Google has made it clear that it isn't a fan of Flash-based content, so it is going to start aggressively block it on the Chrome Web browser. The company has set a date of September 1, which is when Chrome will block all Flash content on a website that isn't "central to the webpage." The company had first announced the move back in June with the aim to save laptop battery life.
Starting Tuesday the company will block Flash-based content, and also pause auto-playing videos by default on non-video websites. The company had started blocking Flash content earlier this year in a beta version of Chrome. The block on Flash should significantly bolster security against malicious Flash ads while also improving the power consumption. "When you're on a webpage that runs Flash, we'll intelligently pause content (like Flash animations) that aren't central to the webpage, while keeping central content (like a video) playing without interruption. If we accidentally pause something you were interested in, you can just click it to resume playback. This update significantly reduces power consumption, allowing you to surf the Web longer before having to hunt for a power outlet."
The update will block Flash content not central to webpage by default, but if users want to enable the feature before the updated Chrome browser rolls out to them, they can go to Advanced Settings > Privacy and select Detect and run important plugin content. Once the update rolls out, the setting is enabled by default, but users can always switch back to Run all plugin content if desired.
As for the advertisers, Google is recommending they switch to HTML5 ads to seamlessly continue their respective ad businesses. The company is also offering these advertisers tools to help with the transition. Advertisers who choose to continue with Flash ads are likely to see a significant drop in the user engagements in their ads.

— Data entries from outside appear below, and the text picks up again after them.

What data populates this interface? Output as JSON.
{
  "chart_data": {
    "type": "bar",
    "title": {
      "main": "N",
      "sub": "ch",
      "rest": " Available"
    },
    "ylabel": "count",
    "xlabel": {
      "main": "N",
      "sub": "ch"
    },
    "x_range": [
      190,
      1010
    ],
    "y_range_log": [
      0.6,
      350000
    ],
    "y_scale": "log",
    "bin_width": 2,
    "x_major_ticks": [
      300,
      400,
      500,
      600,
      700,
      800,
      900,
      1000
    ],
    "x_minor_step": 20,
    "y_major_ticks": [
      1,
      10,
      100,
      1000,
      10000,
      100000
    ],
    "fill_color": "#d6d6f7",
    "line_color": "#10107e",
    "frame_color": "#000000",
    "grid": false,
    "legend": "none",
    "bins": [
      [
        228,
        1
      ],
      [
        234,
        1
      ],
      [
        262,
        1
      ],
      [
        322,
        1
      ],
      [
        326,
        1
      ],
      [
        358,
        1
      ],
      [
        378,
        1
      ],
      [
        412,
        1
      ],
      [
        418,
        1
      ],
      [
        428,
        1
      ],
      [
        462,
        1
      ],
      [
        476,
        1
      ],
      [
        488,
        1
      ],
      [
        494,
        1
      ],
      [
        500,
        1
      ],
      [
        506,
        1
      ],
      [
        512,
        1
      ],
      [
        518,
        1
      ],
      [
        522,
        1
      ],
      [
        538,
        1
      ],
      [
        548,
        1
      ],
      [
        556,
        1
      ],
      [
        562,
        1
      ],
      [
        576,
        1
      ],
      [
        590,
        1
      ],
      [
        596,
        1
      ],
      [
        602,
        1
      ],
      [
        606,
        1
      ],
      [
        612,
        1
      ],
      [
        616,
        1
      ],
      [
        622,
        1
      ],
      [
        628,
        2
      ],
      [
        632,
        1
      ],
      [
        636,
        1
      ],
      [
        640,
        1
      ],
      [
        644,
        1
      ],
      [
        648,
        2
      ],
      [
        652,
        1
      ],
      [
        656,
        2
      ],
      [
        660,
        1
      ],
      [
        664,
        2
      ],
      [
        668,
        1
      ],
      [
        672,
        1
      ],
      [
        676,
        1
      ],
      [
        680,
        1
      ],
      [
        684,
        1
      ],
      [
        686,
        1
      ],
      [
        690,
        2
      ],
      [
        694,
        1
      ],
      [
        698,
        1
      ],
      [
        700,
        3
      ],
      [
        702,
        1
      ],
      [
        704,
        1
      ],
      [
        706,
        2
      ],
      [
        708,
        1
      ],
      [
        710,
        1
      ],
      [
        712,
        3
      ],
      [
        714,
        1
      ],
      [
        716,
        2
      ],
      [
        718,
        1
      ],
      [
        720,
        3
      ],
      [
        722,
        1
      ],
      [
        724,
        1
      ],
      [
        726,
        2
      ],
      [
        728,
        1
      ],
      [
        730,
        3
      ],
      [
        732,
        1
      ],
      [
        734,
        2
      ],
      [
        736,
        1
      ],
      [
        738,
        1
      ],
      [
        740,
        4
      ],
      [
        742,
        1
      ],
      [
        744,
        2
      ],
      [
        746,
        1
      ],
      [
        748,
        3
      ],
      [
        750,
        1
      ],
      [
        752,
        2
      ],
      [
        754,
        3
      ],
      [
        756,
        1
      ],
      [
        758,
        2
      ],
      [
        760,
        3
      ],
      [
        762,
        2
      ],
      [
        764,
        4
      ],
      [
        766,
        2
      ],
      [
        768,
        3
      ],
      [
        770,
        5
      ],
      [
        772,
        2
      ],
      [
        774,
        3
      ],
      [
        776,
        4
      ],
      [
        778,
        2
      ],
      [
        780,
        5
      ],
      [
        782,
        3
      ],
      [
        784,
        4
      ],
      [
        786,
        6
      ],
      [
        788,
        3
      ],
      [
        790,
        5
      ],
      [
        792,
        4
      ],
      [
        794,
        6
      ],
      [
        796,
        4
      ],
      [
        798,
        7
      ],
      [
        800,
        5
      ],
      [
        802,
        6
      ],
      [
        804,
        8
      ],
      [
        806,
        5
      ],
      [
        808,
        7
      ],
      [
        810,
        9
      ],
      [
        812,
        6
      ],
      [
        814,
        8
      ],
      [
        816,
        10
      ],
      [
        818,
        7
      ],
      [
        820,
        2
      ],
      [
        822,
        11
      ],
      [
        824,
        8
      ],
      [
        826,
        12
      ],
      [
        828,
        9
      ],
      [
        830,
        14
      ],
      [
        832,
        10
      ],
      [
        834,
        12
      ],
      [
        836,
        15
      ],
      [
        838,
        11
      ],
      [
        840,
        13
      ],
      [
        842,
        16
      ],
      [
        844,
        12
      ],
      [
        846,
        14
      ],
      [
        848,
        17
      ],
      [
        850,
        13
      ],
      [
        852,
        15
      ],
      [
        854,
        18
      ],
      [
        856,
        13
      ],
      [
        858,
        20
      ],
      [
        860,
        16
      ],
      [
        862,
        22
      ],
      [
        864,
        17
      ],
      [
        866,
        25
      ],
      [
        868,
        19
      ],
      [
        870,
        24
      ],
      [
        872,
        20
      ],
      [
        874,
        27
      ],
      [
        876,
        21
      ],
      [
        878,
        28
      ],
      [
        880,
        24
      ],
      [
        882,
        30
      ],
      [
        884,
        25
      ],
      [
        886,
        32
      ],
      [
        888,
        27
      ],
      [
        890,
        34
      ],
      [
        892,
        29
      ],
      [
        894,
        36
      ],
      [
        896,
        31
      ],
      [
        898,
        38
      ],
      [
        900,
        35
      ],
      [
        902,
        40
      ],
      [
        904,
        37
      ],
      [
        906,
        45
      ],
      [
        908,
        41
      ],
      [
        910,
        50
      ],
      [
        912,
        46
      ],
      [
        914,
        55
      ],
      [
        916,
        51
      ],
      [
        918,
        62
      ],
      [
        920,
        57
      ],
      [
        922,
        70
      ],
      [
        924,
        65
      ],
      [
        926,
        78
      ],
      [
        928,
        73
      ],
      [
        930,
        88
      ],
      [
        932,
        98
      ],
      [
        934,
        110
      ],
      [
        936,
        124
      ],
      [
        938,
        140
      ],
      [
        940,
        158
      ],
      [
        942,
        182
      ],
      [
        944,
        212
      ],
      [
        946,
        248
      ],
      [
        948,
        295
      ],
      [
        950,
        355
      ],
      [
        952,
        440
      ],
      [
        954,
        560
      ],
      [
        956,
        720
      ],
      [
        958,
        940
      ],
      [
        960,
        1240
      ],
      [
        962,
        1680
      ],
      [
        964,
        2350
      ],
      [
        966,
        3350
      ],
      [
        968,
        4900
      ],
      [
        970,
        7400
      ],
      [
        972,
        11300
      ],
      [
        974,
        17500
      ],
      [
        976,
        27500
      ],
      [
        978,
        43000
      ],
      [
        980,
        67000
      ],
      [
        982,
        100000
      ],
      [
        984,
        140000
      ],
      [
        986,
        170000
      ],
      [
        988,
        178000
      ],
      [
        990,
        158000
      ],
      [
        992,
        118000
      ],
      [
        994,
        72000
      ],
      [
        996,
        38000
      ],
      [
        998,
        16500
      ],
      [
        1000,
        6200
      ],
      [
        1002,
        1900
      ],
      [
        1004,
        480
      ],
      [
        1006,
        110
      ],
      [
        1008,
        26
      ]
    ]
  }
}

Adobe's Flash has become infamous for its security breaches and also resource hogging glitches. The technology has been criticised by many including late Steve Jobs (result: iPhone and iPad don't support Flash), Facebook's CSO, and Google among others in the past. Google ditched Flash over HTML5 a couple of years ago on its video portal YouTube.
Given Chrome's popularity, the latest development might just be the final nail in the coffin for Flash. Chrome is the second most popular desktop Web browser available on the Web, as per marketing research firm Net Applications.